Split across three hour-long episodes, The ABC Murders takes the original Agatha Christie book of the same name and decomposes it to its most basic form. In a bid to make this a more gritty, moody version of the original book, The ABC Murders loses sight of Agatha Christie’s writing, abandoning the charisma, whimsical characters and dark humour for a deeper, psychologically charged story. Ultimately, this BBC drama is more style over substance, boasting long, drawn out scenes that reek of melodrama and sprinkled with questionable dialogue. This is really shown through the anachronistic slang terms which feel out-of-place and disjointed given the time period. While those unaware of the books and Agatha Christie’s legacy may find some enjoyment here, for everyone else The ABC Murders is a poor adaptation and one that moves far too slowly to keep you enthralled through to finding out who the killer is.
While it’s understandable in this day and age that stories do change to fit the different mediums they’re adapted to, The ABC Murders include several different character stories woven around the main mystery of tracking down the killer. Of course, the bulk of drama revolves around our main character Hercule Poirot who comes out of retirement only to find most of the world still treat him as a foreigner and not as an equal. While grappling with his inner demons, Poirot has to contend with a killer who’s been deliberate enough to post him letters, signed off as ABC. After a string of murders all link back to this man, Hercule Poirot teams up with the local police force to track down the killer and bring him to justice. Along the way, the story twists and turns along a winding “who-dunnit” road, eventually leading to the climactic reveal of who the culprit is after throwing a curve-ball for much of the series. While this is generally still pretty exciting and manages to wind up the tension on its way to the finale, the rest of the series feels unnecessarily padded out and overlong.

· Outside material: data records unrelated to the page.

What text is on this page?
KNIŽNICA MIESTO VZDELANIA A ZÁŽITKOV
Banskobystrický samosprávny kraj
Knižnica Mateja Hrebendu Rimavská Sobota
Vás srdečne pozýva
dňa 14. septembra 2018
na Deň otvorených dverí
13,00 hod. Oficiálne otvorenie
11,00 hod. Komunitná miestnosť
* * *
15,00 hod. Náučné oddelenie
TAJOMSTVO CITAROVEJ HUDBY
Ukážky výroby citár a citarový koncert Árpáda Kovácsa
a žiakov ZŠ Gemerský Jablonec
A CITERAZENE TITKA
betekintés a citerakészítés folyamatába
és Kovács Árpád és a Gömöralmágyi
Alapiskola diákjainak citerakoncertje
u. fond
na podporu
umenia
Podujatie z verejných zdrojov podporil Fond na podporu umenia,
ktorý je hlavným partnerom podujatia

A lot of this bloating is thanks to the character work which ranges from very good (Rupert Grint as Inspector Crome), through to divisively received (John Malkovich as Poirot) over to poor for some of the supporting cast that crop up. There’s such a wildly inconsistent array of acting on offer here that it can sometimes be a little difficult to settle into a rhythm with this one, even if it is only set across 3 hour-long episodes. Much has been said of John Malkovich’s take on Agatha Christie’s classic detective too and while I can understand some of the complaints around his character, he actually fits with the moody theme of the series. Of course, his French accent still leaves a lot to be desired but if you can look past this, there’s enough here to make for a competent watch nonetheless. Although it would have been nice to see a more charismatic, screen-stealing performance from the detective, in doing so I can’t help but feel it would have emphasized the issues with this series.
When it comes to the cinematography though, The ABC Murders excels. Some of the camera work is really stylish, there’s a great use of overhead shots during the first episode and the general feel and tone of the works well and is consistent throughout. Still, despite this and a suitable musical score throughout, The ABC Murders fails to conjure up any sort of meaningful excitement, instead leaving the show to revel in its dark, dreary tone for much of its run time.
It’s difficult to know who The ABC Murders is really tailored toward. Book lovers will probably dislike this adaptation that fails to capture the heart and soul of the book. Those after an authentic 1930’s crime drama will dislike the colloquialistic dialogue and awkward scripting, not to mention the long, drawn out segments that fails to move the plot along. This leaves fans who aren’t too bothered about the book and are just after a compelling murder mystery. While there is still an interesting mystery woven throughout, this 3 hour series takes so long to get the pieces moving that it’s difficult to know whether you’ll get through the early stages of the show to reach the finale. With far better on offer in almost all 4 genres this BBC drama caters for, The ABC Murders is a missed opportunity and one that fails to do credit to the Agatha Christie book it’s based on.